This is a project I started back in April. Updates will probably be infrequent and irregular, as it's very much an "as the mood takes me" piece of writing. You can find the first bit here.
Tammon sprinted up the trail, spear in one hand and net in the other. He was small, light and lean, and while his stride was not long he could move quite quickly. He came to a sharp bend in the trail, and rounded it by kicking off a tree. He was still moving at full speed when he focused on the Forster in front of him.
The Forsters were huge, at least by the standards of the River People. There were larger things in the forest where they lived, but the River People never ventured that far in. They fished the river and raised small, unreliable gardens in patches of transplanted soil. When they hunted at all, it was at the very edges of the forest, and they entered cautiously and withdrew quickly.
This one was easily half again Tammon's height, even hunched over to place the knuckles of one long arm against the ground. Its other hand held a flat club, its edges lined with sharp shards of stone and teeth taken from forest predators. Dark eyes focused on Tammon from beneath a heavy brow, and the broad forehead showed a triple ridge that swept back along the length of the skull.
Tammon knew immediately that he could never change directions in time. He flung his spear instead, not even bothering to reverse his grip first, and continued to race forward. Luck was with him: the Forster had only barely focused on his presence, and didn't see the spear until it was far too late. That massive club swept up, and Tammon dropped onto his hip, sliding under it as his spear slammed into the Forster's eye. The Forest Man reared back, shaking its head in rage and pain... and dropped like a puppet with its vines cut.
For a moment, Tammon considered going back for his spear.
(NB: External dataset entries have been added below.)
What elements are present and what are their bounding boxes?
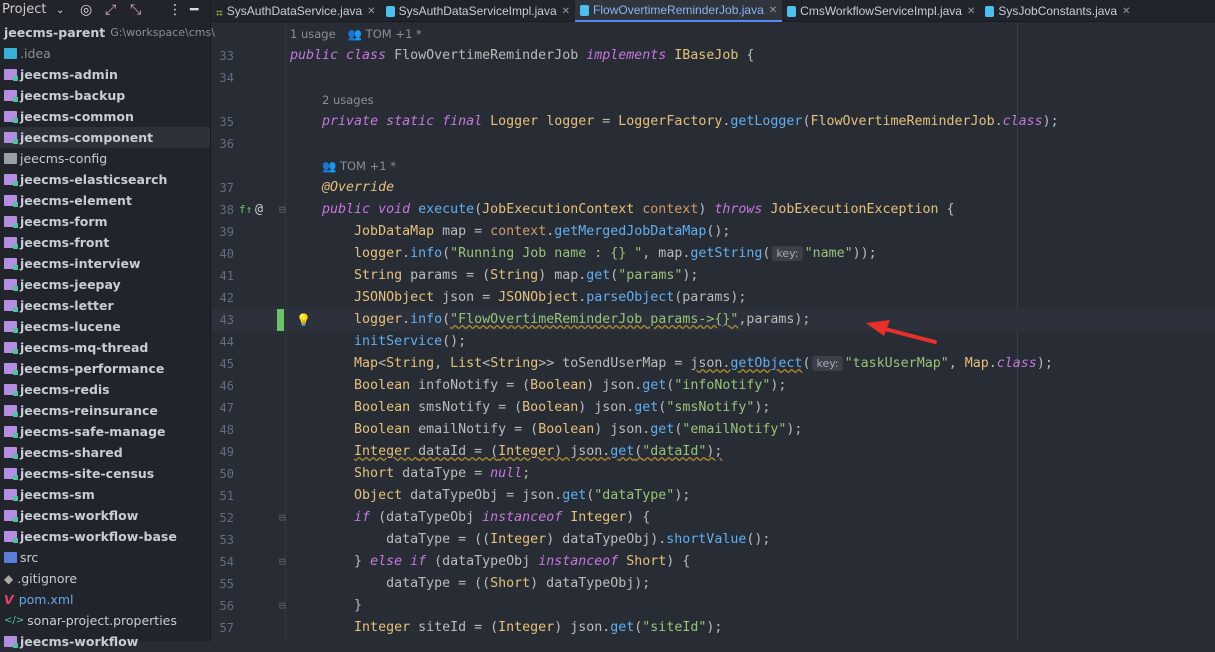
annotation-arrow: [866, 320, 937, 344]
arrow-head: [866, 320, 890, 336]
arrow-shaft: [883, 327, 937, 344]
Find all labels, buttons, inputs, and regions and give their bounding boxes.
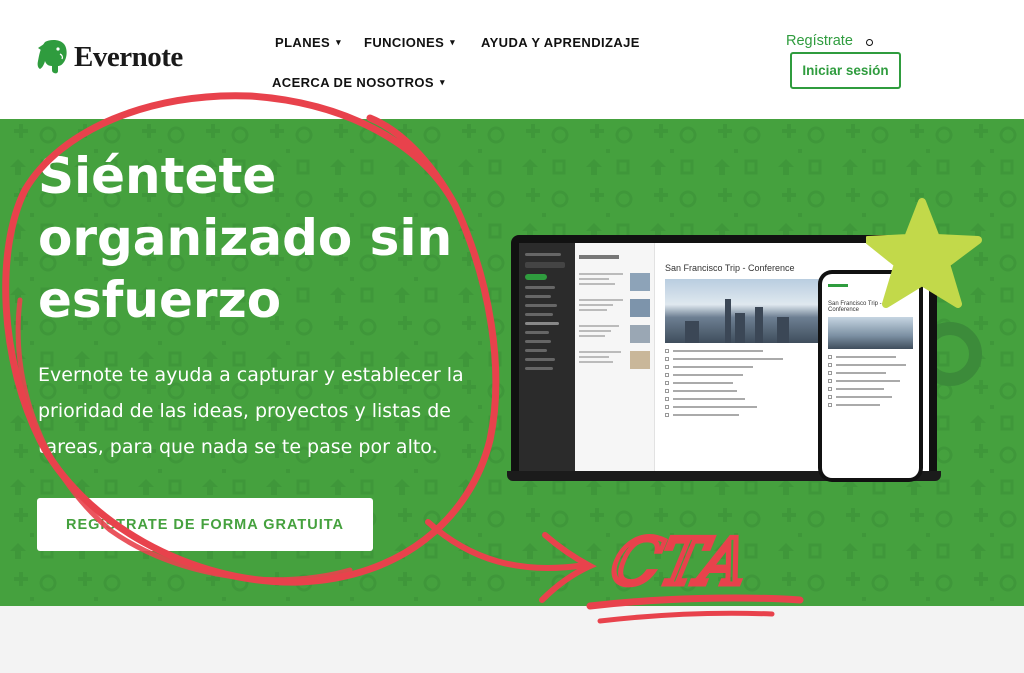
hero-subtitle: Evernote te ayuda a capturar y establece…: [38, 364, 464, 458]
nav-acerca[interactable]: ACERCA DE NOSOTROS ▾: [272, 75, 445, 90]
chevron-down-icon: ▾: [336, 37, 342, 47]
nav-funciones[interactable]: FUNCIONES ▾: [364, 35, 455, 50]
signup-free-button[interactable]: REGÍSTRATE DE FORMA GRATUITA: [37, 498, 373, 551]
evernote-logo[interactable]: Evernote: [36, 38, 183, 76]
nav-ayuda[interactable]: AYUDA Y APRENDIZAJE: [481, 35, 640, 50]
bottom-band: [0, 606, 1024, 673]
chevron-down-icon: ▾: [440, 77, 445, 87]
phone-city-photo: [828, 317, 913, 349]
hero-title: Siéntete organizado sin esfuerzo: [38, 147, 453, 329]
nav-planes[interactable]: PLANES ▾: [275, 35, 341, 50]
app-sidebar: [519, 243, 575, 471]
nav-ayuda-label: AYUDA Y APRENDIZAJE: [481, 35, 640, 50]
app-note-list: [575, 243, 655, 471]
chevron-down-icon: ▾: [450, 37, 456, 47]
logo-wordmark: Evernote: [74, 40, 183, 73]
site-header: Evernote PLANES ▾ FUNCIONES ▾ AYUDA Y AP…: [0, 0, 1024, 119]
nav-funciones-label: FUNCIONES: [364, 35, 445, 50]
login-button[interactable]: Iniciar sesión: [790, 52, 901, 89]
star-icon: [866, 198, 982, 308]
circle-icon: [866, 39, 873, 46]
nav-acerca-label: ACERCA DE NOSOTROS: [272, 75, 435, 90]
register-link[interactable]: Regístrate: [786, 33, 853, 49]
elephant-icon: [37, 39, 67, 74]
nav-planes-label: PLANES: [275, 35, 331, 50]
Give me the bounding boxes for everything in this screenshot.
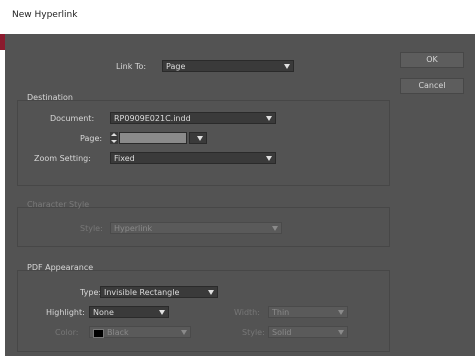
link-to-select[interactable]: Page [162,60,294,72]
document-select[interactable]: RP0909E021C.indd [110,112,276,124]
ok-button[interactable]: OK [400,52,464,68]
character-style-select[interactable]: Hyperlink [110,222,282,234]
highlight-select[interactable]: None [89,306,169,318]
document-value: RP0909E021C.indd [114,114,191,123]
zoom-setting-select[interactable]: Fixed [110,152,276,164]
border-style-value: Solid [272,328,292,337]
zoom-setting-value: Fixed [114,154,135,163]
chevron-down-icon [159,310,165,315]
new-hyperlink-dialog: Link To: Page Destination Document: RP09… [5,34,475,356]
character-style-title: Character Style [27,200,90,209]
page-input[interactable] [119,132,187,144]
color-swatch [93,329,104,338]
chevron-down-icon [284,64,290,69]
page-dropdown[interactable] [189,132,207,144]
document-label: Document: [50,114,95,123]
border-style-select[interactable]: Solid [268,326,348,338]
chevron-down-icon [208,290,214,295]
width-select[interactable]: Thin [268,306,348,318]
color-label: Color: [55,328,79,337]
link-to-label: Link To: [116,62,147,71]
chevron-down-icon [272,226,278,231]
link-to-value: Page [166,62,186,71]
type-label: Type: [80,288,102,297]
border-style-label: Style: [242,328,265,337]
window-title: New Hyperlink [12,10,78,20]
type-select[interactable]: Invisible Rectangle [100,286,218,298]
chevron-down-icon [338,310,344,315]
highlight-label: Highlight: [46,308,85,317]
chevron-down-icon [266,156,272,161]
type-value: Invisible Rectangle [104,288,180,297]
character-style-value: Hyperlink [114,224,153,233]
page-stepper-icon[interactable] [110,132,118,144]
chevron-down-icon [181,330,187,335]
page-label: Page: [80,134,103,143]
title-bar: New Hyperlink [0,0,475,35]
color-value: Black [107,328,129,337]
chevron-down-icon [266,116,272,121]
width-label: Width: [234,308,260,317]
destination-title: Destination [27,93,73,102]
pdf-appearance-title: PDF Appearance [27,263,94,272]
highlight-value: None [93,308,114,317]
cancel-button[interactable]: Cancel [400,78,464,94]
chevron-down-icon [197,136,203,141]
character-style-label: Style: [80,224,103,233]
chevron-down-icon [338,330,344,335]
width-value: Thin [272,308,290,317]
color-select[interactable]: Black [89,326,191,338]
zoom-setting-label: Zoom Setting: [34,154,91,163]
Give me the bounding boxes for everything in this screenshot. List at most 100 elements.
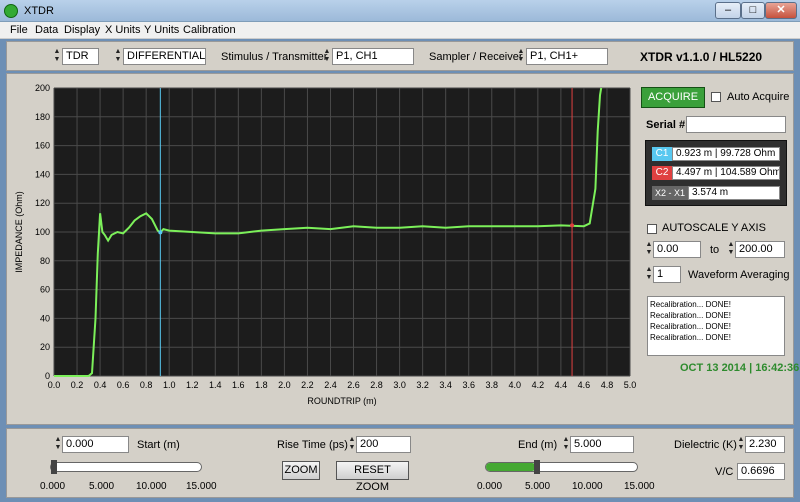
x-tick-label: 0.8 — [140, 380, 153, 390]
x-tick-label: 3.4 — [439, 380, 452, 390]
x-tick-label: 2.2 — [301, 380, 314, 390]
x-tick-label: 0.2 — [71, 380, 84, 390]
x-tick-label: 4.4 — [555, 380, 568, 390]
averaging-field[interactable]: 1 — [653, 266, 681, 283]
auto-acquire-label: Auto Acquire — [727, 91, 790, 103]
end-tick: 15.000 — [624, 481, 655, 492]
end-tick: 5.000 — [525, 481, 551, 492]
end-slider-thumb[interactable] — [534, 460, 541, 474]
start-tick: 15.000 — [186, 481, 217, 492]
rise-time-label: Rise Time (ps) — [277, 439, 348, 451]
ymax-spinner-icon[interactable]: ▲ ▼ — [727, 241, 735, 258]
x-tick-label: 1.2 — [186, 380, 199, 390]
x-tick-label: 0.0 — [48, 380, 61, 390]
vc-field: 0.6696 — [737, 463, 785, 480]
x-tick-label: 3.0 — [393, 380, 406, 390]
cursor2-value: 4.497 m | 104.589 Ohm — [672, 166, 780, 180]
cursor1-tag: C1 — [652, 147, 672, 161]
averaging-label: Waveform Averaging — [688, 269, 790, 281]
x-tick-label: 1.4 — [209, 380, 222, 390]
avg-spinner-icon[interactable]: ▲ ▼ — [645, 266, 653, 283]
x-tick-label: 3.8 — [486, 380, 499, 390]
x-tick-label: 0.6 — [117, 380, 130, 390]
x-tick-label: 2.4 — [324, 380, 337, 390]
start-spinner-icon[interactable]: ▲ ▼ — [54, 436, 62, 453]
start-field[interactable]: 0.000 — [62, 436, 129, 453]
end-spinner-icon[interactable]: ▲ ▼ — [562, 436, 570, 453]
start-tick: 5.000 — [89, 481, 115, 492]
end-tick: 0.000 — [477, 481, 503, 492]
y-tick-label: 200 — [35, 83, 50, 93]
start-tick: 0.000 — [40, 481, 66, 492]
x-tick-label: 4.6 — [578, 380, 591, 390]
y-tick-label: 120 — [35, 198, 50, 208]
dielectric-label: Dielectric (K) — [674, 439, 737, 451]
ymin-field[interactable]: 0.00 — [653, 241, 701, 258]
acquire-button[interactable]: ACQUIRE — [641, 87, 705, 108]
serial-label: Serial # — [646, 119, 686, 131]
x-tick-label: 5.0 — [624, 380, 637, 390]
reset-zoom-button[interactable]: RESET ZOOM — [336, 461, 409, 493]
y-axis-label: IMPEDANCE (Ohm) — [14, 191, 24, 273]
delta-tag: X2 - X1 — [652, 186, 688, 200]
y-tick-label: 80 — [40, 256, 50, 266]
x-tick-label: 1.0 — [163, 380, 176, 390]
x-tick-label: 2.6 — [347, 380, 360, 390]
y-tick-label: 20 — [40, 342, 50, 352]
end-field[interactable]: 5.000 — [570, 436, 634, 453]
dielectric-field[interactable]: 2.230 — [745, 436, 785, 453]
end-label: End (m) — [518, 439, 558, 451]
zoom-button[interactable]: ZOOM — [282, 461, 320, 480]
serial-field[interactable] — [686, 116, 786, 133]
ymin-spinner-icon[interactable]: ▲ ▼ — [645, 241, 653, 258]
log-line: Recalibration... DONE! — [650, 300, 731, 309]
dielectric-spinner-icon[interactable]: ▲ ▼ — [737, 436, 745, 453]
tdr-plot[interactable]: 0.0 0.2 0.4 0.6 0.8 1.0 1.2 1.4 1.6 1.8 2.0 2.2 2.4 2… — [0, 0, 640, 420]
x-tick-label: 2.8 — [370, 380, 383, 390]
x-tick-label: 4.2 — [532, 380, 545, 390]
x-tick-label: 0.4 — [94, 380, 107, 390]
delta-value: 3.574 m — [688, 186, 780, 200]
x-tick-label: 2.0 — [278, 380, 291, 390]
log-line: Recalibration... DONE! — [650, 322, 731, 331]
x-tick-label: 4.8 — [601, 380, 614, 390]
app-version: XTDR v1.1.0 / HL5220 — [640, 50, 763, 64]
log-line: Recalibration... DONE! — [650, 311, 731, 320]
autoscale-checkbox[interactable] — [647, 224, 657, 234]
start-slider[interactable] — [50, 462, 202, 472]
x-axis-label: ROUNDTRIP (m) — [307, 396, 376, 406]
timestamp: OCT 13 2014 | 16:42:36 — [680, 362, 800, 374]
end-tick: 10.000 — [572, 481, 603, 492]
start-label: Start (m) — [137, 439, 180, 451]
y-tick-label: 0 — [45, 371, 50, 381]
minimize-button[interactable]: – — [715, 2, 741, 19]
y-tick-label: 140 — [35, 169, 50, 179]
maximize-button[interactable]: □ — [741, 2, 765, 19]
x-tick-label: 4.0 — [509, 380, 522, 390]
cursor-readout: C1 0.923 m | 99.728 Ohm C2 4.497 m | 104… — [645, 140, 787, 206]
y-tick-label: 60 — [40, 285, 50, 295]
y-tick-label: 100 — [35, 227, 50, 237]
start-tick: 10.000 — [136, 481, 167, 492]
auto-acquire-checkbox[interactable] — [711, 92, 721, 102]
cursor-1-marker — [158, 230, 163, 235]
y-tick-label: 40 — [40, 313, 50, 323]
y-tick-label: 180 — [35, 112, 50, 122]
y-tick-label: 160 — [35, 141, 50, 151]
end-slider[interactable] — [485, 462, 638, 472]
to-label: to — [710, 244, 720, 256]
start-slider-thumb[interactable] — [51, 460, 57, 474]
x-tick-label: 1.8 — [255, 380, 268, 390]
close-button[interactable]: ✕ — [765, 2, 797, 19]
rise-spinner-icon[interactable]: ▲ ▼ — [348, 436, 356, 453]
x-tick-label: 1.6 — [232, 380, 245, 390]
cursor-2-marker — [570, 223, 575, 228]
cursor2-tag: C2 — [652, 166, 672, 180]
autoscale-label: AUTOSCALE Y AXIS — [662, 222, 766, 234]
end-slider-fill — [486, 463, 537, 471]
cursor1-value: 0.923 m | 99.728 Ohm — [672, 147, 780, 161]
rise-time-field[interactable]: 200 — [356, 436, 411, 453]
log-line: Recalibration... DONE! — [650, 333, 731, 342]
ymax-field[interactable]: 200.00 — [735, 241, 785, 258]
x-tick-label: 3.6 — [462, 380, 475, 390]
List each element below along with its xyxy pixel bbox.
His slide had taken him just past the Forster, and it would only be a brief delay; but the Forest Men were strong, and if it got its hands on him, even in death... He continued on.
The trees and underbrush stopped abruptly at a certain distance from the inlet, and Tammon slowed to a stop while he still had cover. He moved forward and parted branches, not wanting to be seen but not worrying too much about noise. He could hear the chaos in the village, and doubted anyone was listening for stragglers.
The warning bell still sounded. Tammon could not see who occupied that high, stone room - a column of delicately shaped stone that had once connected to a road in the hills by a narrow, arching bridge. The bridge was shattered, and the forest had consumed the road, but the tower remained standing in the sparser soil of the floodplain. The village had kept its watchers there for three generations, with an ancient, scavenged bell to give warning of intruders.
The intruders were now scaling the tower. Two had made it onto the remains of the ladder, and a third was clinging to the stone just below it. There was a flicker of movement, and Tammon squinted, trying to make it out. An arrow had sprouted from the shoulder of the topmost attacker, and now that he looked he could see where several other arrows had been broken off in the invaders' flesh. He didn't think the arrows would stop the Forsters; the bows of the River People were not strong enough for this.
Where can we go? The Forsters lived by their strength and endurance. The River People were weaker but more flexible; they lived strategically. In a confrontation, they would lose; but they would never allow a confrontation if there was any way to avoid it. Almost as soon as he posed the question, Tammon saw the answer: Shannan and one of the older women were herding the children towards one of the old boathouses. With all other avenues of escape blocked, they would seek shelter there - or try to escape into the river.
The rest of the village was engaging the Forsters with spears, bows, and slings. Now that Tammon knew what to look for, he could see the pattern: they were trying to keep the Forsters distracted, to draw them off if that were possible. Tammon could try to join them, but he was on the wrong side of the village for that; if he intervened, he might actually call the Forsters' attention to the women and children. Better to circle around, and help try to get the children out of the battle.
Still clutching his net, he stepped out of the brush and turned, following the brake down towards the edge of the river. The Forsters might have seen him earlier - it would explain why one of them had come looking for him - but he doubted they were watching him now. They were far too busy in the village. Two of the huts were on fire, now - probably from people stepping in the cooking fires - and the Forsters shied back from the flames. Tammon could not tell whether they were about to break, or if they might continue the battle, so he continued on his way. If they could get the children to safety, the village might survive. Might.